In his investigations of retinitis pigmentosa, a group of inherited conditions that lead to photoreceptor cell degeneration, he found a very different mechanism. Recently, his group found that mutations in a gene that controls the regular reprocessing of fragments shed from the tips of rod cells allow this debris to build up, eventually shutting down the normal turnover of these cells.

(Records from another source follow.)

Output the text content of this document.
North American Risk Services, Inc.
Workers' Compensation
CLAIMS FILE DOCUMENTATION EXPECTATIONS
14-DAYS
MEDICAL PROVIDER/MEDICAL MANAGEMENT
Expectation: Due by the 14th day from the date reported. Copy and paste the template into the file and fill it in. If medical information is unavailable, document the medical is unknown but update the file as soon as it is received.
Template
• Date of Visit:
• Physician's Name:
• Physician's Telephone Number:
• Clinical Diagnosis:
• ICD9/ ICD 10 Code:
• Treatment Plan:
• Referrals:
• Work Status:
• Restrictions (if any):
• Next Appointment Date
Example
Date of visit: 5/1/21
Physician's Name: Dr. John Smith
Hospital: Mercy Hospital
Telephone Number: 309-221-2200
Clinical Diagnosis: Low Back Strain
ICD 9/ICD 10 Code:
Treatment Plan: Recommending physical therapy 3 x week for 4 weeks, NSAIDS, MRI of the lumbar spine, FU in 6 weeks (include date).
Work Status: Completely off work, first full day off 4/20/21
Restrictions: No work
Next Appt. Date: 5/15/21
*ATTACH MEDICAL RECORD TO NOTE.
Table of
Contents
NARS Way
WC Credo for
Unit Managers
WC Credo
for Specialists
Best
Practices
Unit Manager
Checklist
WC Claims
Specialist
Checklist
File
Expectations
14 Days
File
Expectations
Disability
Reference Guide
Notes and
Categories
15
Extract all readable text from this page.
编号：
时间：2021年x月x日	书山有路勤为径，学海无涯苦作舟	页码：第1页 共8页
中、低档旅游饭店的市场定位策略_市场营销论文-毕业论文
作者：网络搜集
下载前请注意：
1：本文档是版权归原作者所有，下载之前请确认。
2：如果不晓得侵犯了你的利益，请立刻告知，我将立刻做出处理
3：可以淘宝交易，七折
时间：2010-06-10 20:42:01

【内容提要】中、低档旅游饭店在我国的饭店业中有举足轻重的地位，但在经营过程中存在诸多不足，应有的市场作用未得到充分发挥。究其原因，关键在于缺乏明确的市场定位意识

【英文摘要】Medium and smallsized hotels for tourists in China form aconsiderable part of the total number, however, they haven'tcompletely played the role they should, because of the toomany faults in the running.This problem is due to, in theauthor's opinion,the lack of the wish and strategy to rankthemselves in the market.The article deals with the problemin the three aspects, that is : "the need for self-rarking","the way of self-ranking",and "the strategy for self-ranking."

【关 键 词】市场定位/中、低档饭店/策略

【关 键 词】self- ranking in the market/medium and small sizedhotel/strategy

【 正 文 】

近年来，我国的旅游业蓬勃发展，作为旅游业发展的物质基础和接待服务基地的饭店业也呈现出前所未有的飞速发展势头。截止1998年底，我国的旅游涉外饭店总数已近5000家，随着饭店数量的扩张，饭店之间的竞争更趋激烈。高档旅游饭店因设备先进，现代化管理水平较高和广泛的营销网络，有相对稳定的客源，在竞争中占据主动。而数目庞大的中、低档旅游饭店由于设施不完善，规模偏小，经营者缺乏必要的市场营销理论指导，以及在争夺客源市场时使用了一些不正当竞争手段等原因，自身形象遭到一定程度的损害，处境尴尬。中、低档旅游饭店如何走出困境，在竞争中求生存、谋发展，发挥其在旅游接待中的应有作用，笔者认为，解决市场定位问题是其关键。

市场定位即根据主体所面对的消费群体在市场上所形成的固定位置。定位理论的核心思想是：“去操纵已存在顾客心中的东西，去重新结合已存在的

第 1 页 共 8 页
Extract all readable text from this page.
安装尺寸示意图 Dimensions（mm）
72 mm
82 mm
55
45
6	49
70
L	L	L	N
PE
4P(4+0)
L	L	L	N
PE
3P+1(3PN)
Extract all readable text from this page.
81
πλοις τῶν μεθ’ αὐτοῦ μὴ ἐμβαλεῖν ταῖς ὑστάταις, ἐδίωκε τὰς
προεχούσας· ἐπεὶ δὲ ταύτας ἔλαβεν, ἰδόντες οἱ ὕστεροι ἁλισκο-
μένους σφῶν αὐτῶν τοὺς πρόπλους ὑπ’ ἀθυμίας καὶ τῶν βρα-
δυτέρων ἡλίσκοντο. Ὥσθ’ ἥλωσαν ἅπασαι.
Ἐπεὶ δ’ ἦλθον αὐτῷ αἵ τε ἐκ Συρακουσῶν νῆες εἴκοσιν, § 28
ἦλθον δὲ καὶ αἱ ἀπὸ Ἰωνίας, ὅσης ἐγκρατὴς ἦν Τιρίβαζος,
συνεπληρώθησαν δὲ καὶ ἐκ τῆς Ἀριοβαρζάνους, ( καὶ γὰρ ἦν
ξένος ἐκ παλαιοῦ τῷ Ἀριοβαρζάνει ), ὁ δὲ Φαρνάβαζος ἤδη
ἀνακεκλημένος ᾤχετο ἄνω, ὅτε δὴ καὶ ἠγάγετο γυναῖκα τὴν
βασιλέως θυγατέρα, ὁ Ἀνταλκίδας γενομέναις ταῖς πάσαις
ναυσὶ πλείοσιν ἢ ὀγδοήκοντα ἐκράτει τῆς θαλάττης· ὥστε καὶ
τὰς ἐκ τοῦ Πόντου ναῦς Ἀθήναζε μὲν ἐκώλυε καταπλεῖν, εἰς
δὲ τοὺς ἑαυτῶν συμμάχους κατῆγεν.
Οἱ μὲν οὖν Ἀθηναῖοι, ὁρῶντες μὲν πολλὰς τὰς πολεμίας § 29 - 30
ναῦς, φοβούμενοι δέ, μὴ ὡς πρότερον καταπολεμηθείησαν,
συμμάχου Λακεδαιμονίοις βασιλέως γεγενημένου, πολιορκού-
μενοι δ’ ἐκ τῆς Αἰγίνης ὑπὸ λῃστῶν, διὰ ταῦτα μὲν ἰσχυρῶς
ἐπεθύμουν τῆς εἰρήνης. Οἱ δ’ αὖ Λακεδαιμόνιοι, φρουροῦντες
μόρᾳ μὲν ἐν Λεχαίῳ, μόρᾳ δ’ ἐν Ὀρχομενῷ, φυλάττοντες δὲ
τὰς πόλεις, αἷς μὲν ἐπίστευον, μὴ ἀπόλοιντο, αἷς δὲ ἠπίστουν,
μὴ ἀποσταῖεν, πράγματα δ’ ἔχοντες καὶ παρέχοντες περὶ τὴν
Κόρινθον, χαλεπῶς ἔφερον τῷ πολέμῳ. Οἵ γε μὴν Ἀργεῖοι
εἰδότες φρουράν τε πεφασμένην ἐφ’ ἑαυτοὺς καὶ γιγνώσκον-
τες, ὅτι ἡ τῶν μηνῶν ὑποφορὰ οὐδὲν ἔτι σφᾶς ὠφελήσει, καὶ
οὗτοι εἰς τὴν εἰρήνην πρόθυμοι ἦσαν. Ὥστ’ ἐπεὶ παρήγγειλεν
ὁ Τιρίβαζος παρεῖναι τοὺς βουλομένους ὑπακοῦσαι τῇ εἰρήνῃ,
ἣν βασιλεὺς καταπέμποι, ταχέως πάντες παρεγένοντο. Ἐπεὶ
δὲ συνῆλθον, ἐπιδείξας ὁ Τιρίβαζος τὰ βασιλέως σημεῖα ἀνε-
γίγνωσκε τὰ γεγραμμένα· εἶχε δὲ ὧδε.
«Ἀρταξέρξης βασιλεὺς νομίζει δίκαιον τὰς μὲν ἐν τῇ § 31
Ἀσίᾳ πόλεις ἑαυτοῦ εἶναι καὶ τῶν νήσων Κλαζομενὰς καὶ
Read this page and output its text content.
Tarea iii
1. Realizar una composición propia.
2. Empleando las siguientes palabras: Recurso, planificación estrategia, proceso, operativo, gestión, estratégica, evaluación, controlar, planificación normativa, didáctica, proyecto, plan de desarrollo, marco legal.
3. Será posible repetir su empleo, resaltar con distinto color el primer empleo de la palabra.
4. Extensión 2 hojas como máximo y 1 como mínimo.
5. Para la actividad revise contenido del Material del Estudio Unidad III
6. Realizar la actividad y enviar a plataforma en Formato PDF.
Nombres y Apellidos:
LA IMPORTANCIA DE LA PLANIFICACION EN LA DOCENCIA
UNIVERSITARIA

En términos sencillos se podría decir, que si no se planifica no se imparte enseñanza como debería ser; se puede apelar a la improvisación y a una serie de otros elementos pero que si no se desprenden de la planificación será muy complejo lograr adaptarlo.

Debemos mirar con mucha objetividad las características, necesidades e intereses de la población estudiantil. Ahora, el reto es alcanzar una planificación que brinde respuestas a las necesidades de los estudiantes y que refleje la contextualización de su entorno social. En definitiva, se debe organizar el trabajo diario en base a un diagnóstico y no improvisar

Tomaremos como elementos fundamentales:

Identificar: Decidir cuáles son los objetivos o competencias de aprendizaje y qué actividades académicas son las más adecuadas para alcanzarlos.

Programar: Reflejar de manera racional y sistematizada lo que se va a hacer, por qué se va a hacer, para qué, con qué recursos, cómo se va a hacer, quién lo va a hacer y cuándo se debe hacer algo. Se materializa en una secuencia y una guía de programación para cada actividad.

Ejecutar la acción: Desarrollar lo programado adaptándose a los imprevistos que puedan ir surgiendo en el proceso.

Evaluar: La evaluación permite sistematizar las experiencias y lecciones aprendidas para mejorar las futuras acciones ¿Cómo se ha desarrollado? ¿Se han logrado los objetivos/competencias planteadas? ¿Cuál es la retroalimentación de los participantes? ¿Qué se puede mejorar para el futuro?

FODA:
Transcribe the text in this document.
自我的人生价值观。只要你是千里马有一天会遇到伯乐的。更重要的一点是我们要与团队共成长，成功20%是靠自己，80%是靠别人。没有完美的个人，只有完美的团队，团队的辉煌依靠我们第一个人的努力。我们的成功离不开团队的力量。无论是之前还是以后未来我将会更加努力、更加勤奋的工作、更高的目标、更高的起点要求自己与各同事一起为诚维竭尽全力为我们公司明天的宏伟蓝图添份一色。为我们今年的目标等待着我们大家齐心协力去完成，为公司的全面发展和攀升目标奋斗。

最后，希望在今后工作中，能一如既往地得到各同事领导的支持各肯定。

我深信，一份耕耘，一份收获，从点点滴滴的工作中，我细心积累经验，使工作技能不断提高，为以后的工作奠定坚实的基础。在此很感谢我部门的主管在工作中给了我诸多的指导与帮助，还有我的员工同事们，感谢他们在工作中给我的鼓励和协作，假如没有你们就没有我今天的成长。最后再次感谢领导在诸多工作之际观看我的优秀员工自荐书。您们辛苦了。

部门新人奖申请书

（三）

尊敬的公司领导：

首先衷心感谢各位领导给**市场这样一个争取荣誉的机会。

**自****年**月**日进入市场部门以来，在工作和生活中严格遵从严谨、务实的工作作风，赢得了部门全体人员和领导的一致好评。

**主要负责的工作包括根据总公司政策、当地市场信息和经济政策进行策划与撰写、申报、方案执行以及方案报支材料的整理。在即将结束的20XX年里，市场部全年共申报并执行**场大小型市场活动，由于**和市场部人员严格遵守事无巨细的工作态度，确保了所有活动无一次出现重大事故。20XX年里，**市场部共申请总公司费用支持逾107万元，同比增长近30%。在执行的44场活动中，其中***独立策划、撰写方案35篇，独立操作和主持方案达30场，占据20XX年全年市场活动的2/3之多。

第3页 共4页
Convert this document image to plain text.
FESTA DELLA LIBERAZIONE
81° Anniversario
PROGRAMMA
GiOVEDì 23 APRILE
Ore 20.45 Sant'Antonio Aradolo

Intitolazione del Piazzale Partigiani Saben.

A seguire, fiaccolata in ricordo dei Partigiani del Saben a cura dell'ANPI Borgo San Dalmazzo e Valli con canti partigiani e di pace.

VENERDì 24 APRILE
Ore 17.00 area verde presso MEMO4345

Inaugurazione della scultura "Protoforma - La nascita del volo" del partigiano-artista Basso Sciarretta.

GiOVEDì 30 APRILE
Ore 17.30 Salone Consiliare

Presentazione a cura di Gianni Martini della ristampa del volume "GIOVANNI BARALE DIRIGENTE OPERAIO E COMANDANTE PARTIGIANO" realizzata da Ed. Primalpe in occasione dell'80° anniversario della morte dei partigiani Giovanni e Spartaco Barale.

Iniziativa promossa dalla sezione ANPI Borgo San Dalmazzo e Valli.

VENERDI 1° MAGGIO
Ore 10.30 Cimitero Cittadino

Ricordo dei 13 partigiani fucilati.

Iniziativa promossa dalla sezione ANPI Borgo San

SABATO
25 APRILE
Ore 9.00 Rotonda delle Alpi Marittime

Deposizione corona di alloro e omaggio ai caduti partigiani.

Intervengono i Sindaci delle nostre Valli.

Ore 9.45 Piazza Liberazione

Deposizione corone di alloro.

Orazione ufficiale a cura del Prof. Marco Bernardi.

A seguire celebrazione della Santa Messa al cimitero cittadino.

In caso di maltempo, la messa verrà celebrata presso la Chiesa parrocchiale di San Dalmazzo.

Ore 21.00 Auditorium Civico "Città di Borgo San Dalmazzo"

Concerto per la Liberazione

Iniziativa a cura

The annual lecture is named for Dr. Sidney Futterman, a member of the UW Department of Ophthalmology faculty from 1966 until his death in 1979. His research on the metabolism of vitamin A in the retina is widely recognized and he received the Friedenwald Award of the Association for Research in Vision and Ophthalmology the year before his death.



Gunn-Loke Lecture
Dr. Patrick Mantyh, director of the Neurosystems Center at the University of Minnesota, will speak on “Skeletal Pain in Health and Disease” for the 20th annual Gunn-Loke Lecture at 5 p.m., Tuesday, June 7, in room T-747 of the Health Sciences Center. The lecture is open to everyone. Mantyh is a professor of preventive sciences, neuroscience and psychiatry at the University of Minnesota and also directs the Nolecular Neuroviology Lab at the Minneapolis VA Medical Center. He earned his Ph.D. in anatomy and neuroscience from the University of California, San Francisco, in 1981 and was a fellow in neurochemical pharmacology in Cambridge, England. He also holds a law degree with a specialty in patent law. The focus of his laboratory is understanding the basic mechanisms that generate and maintain chronic pain and translating these findings into new treatments.

The Gunn-Loke Lecture is sponsored by the UW Multidisciplinary Pain Center and School of Medicine; it is supported by an endowment established by Dr. and Mrs. C. Chan Gunn of Vancouver, B.C.